I was reading a short article/blurb from the Detroit Free Press that was talking about the robot developments being pursued between Toyota and Honda. While the article itself wasn't too informative there was a short paragraph that lent itself to some technology I've been testing for the past month.
Besides, some robots are practical: Hitachi sells a cleaning robot that maneuvers around furniture and sucks up dirt.
I don't know about the Hitachi cleaning robot, but I've been fortunate to be testing out a robot known as Roomba from the company iRobot. The picture you see is a photo I took of the Roomba cleaning my living room. I must say that I was skeptical at first but from the first time I set it away cleaning in my home I was really impressed by what this little robot can do. I simply set it down in a room, select the room size by pressing either S, M, L (small, medium, large - this sets how long it will run) and the Roomba begins moving in a circle that it slowly moves out from in spiral pattern. As it continues to expand the radius of the area it is cleaning, should it encounter an obstacle, like my chair in the photo, it then begins to trace around the object, cleaning as it goes.
How effective is it?
Well after my two year old has eaten a bowl of cereal while watching Saturday cartoons the living room floor is usually covered in cereal. So once I got the Roomba and had tried it out for a while, I took it one Saturday morning and got it going just as I loaded the kids up in the car for ballet. I had people coming over that afternoon so I crossed my fingers and hoped the Roomba would do a decent job. Much to my surprise, when I came home, the Roomba was sitting in a corner of the room - it had turned itself off. When I looked around the room there wasn't a single Cheerio to be found. Not one! I was impressed and so was my wife. I look at the Roomba as an excellent application for what robot technology can do for us. I will be using the Roomba to illustrate to the kids in the Youth Technology Camp how robot technology can and is being developed to assist us with everyday tasks (not to mention that I plan on setting the Roomba loose each evening to tidy up the YTC lab space!).

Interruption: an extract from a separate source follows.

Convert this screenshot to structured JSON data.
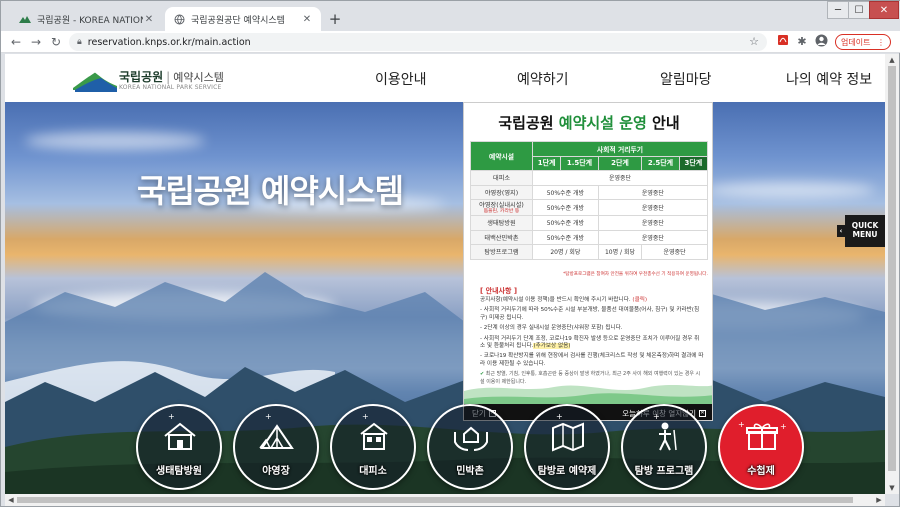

I had once read that the Japanese have a philosophy that robots should be developed as helpers and companions as opposed to the western mentality that robots be used for factors and military applications. I think that one day in the not too distant future, robots like the Roomba will be common place in our homes and communities if we adopt a mentality similar to the Japanese.
And so to close this little thought off, I'll take one more quote from the Detroit Free Press article that got me started.
Today's thought: Machines that act like humans are interesting. Now if only we could get humans to act like humans.